Kurze Zeit später kennt der Himmel nur noch gussartigen Sturzregen und Blitze, die Herde ist kurz davor, in alle Windesrichtungen zu eilen, also sattele ich auf und unterstütze die McFarlanes beim Viehtreiben. Als ich alle im Sicheren sehe, fängt ein Baum nach einem Blitzeinschlag Feuer, die Kuhherde flieht, rennt auf eine Klippe zu. Ich gebe dem Pferd die Sporen und bin zutiefst betroffen, als doch 5 Kühe die Klippe hinuntersegeln. Den Rest geleite ich sicher zurück in die gezäunte Sicherheit.
Als ich also vom Ritt zurückkehre, peitsche ich mit solch einer Geschwindigkeit auf die Ranch, dass ich einen ausgewachsenen Hund überfahre, pardon, überreite. Das war schon ein bisschen "wow". Losgelassen hat mich die Situation nicht, der Hund tat mir schon Leid. Ihm blieb nichts übrig, außer mein Vorrat an Tierhaut und Fleisch zu werden. Ich bedauere seinen Tod so sehr, weil ich selbst einen ähnlichen Verlust in den ersten Momenten des Spiels erlebt habe. Nach einer Mission wandte ich mich vom ebenen Weg der Wildnis ab, ritt querfeldein und bemerkte nicht, wie ich plötzlich eine Klippe hinunterstürzte. Ich überlebe, immerhin regeneriert sich meine Gesundheit, doch mein Gaul hat es nicht geschafft. "Lucky", wie ich den weißen Schimmel gerade getauft hatte, verendet zwischen den rotbraunen Klippen und auch ihm bleibt am Ende nur das gleiche Schicksal wie dem Hund. Das war echte Trauer, denn das war mein Pferd, von Anfang an, ich habe es zugeritten und trainiert, sein Ausdauerbalken war schon weit fortgeschritten, ebenso wie mein Vertrauen in diesen treuen Begleiter. In "GTA" sind Fahrzeuge beliebig und ersetzbar, nicht so in "Red Dead Redemption", wo der Gaul auf Reisen meine einzige verlässliche Begleitung ist. Die GEE hat das in ihrem Bericht so unfassbar gut getroffen: "Ein einzelnes Pferd ist mehr Wert als schicken Autos von Liberty City." Wie wahr.

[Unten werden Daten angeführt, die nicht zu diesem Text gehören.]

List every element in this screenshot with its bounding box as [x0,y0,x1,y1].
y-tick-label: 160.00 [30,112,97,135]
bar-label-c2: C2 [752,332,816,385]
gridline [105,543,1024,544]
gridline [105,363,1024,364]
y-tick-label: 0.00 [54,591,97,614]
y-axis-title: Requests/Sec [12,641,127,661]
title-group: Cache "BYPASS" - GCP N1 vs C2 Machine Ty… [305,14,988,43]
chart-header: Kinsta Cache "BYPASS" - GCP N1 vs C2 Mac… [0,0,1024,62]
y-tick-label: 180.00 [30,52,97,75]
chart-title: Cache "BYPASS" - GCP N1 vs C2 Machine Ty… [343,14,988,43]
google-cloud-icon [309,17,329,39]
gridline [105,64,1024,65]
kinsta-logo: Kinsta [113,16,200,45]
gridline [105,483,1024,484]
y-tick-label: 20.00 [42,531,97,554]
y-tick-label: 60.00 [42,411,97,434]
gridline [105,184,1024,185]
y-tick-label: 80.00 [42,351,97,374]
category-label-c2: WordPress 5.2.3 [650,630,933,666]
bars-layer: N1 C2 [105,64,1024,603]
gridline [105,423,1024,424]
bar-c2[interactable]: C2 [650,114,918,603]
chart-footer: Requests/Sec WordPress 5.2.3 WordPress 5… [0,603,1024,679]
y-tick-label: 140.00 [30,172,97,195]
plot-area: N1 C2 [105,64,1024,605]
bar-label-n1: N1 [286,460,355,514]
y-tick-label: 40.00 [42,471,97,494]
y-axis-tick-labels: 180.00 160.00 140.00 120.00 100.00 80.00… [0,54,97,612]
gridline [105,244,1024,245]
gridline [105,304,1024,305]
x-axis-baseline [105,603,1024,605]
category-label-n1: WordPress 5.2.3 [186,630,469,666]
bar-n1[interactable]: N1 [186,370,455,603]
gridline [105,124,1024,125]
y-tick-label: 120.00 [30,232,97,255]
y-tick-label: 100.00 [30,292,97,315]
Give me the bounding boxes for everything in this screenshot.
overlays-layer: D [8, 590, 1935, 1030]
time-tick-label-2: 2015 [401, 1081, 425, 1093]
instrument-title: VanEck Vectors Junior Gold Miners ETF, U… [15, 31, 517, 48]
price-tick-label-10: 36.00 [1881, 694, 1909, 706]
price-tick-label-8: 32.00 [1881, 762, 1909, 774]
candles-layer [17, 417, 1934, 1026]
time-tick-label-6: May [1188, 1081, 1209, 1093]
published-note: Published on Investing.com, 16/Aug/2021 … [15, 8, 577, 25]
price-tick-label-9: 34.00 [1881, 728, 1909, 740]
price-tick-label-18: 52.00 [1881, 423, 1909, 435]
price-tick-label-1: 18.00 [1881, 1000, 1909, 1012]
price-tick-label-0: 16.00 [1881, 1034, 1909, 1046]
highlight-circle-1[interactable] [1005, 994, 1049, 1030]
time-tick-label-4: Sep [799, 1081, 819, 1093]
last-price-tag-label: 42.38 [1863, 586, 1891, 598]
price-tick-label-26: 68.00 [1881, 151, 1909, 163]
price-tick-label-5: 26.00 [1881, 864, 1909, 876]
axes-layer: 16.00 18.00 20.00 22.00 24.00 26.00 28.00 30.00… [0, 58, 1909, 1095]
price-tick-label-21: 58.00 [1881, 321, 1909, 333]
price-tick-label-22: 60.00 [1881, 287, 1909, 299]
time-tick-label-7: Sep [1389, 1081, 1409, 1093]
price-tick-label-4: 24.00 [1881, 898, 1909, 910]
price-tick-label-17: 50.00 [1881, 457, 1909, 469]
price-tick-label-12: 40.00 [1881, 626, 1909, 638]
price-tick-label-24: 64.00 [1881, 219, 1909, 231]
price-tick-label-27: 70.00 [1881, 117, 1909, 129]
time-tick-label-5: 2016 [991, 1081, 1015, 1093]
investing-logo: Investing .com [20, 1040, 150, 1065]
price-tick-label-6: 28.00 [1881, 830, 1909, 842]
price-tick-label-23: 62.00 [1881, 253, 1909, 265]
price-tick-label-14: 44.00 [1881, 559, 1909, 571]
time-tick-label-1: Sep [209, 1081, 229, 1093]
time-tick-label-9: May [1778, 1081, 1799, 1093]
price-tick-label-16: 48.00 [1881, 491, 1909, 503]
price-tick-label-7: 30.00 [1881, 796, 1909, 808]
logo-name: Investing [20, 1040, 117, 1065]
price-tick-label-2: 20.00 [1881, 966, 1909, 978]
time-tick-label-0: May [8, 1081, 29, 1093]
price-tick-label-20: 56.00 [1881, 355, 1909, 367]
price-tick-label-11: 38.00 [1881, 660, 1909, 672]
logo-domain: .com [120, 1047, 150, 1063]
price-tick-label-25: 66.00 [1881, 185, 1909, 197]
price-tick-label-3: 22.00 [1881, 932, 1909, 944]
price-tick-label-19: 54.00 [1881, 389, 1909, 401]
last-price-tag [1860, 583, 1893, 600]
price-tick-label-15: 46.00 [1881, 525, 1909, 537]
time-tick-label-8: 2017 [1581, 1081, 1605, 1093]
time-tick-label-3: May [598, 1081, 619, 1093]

Kurze Zeit später habe ich ein neues Pferd. Nicht Lucky, aber auch eines, dass mir treu sein wird. Ich kehre gerade nach Armadillo zurück, nachdem ich mit dem Sheriff einen stadtbekannten Gauner und seine Halunken aus dem Weg geräumt habe. Freilich gebührt mir Ehre und Gold für diese Tat. Ein kurzes Schländern durch die Ortschaft, dann fallen mir ein paar Männer auf, die 5-Finger-Fillet spielen, sozusagen russisches Roulette mit der Hand. Mit einem Messer sticht man schnellstmöglich zwischen den Fingern umher, um die Zeit des Gegenüber zu unterbieten. Hier bin ich mutiger, werfe sogleich freiwillig den ersten Groschen in die Runde. Und steche mir ins eigene Fleisch. Die grafische Darstellung trägt seinen Teil dazu bei, dass ich mich sehr ärgere. Doch mir stehen noch Versuche offen und tatsächlich ziehe ich den ersten Kontrahenten ab, auch den zweiten. Der dritte übertrumpft mein Können. Das Geld habe ich ohnehin nicht mehr nötig, die Bösen führen viel zu viel davon in ihren Hosentaschen herum.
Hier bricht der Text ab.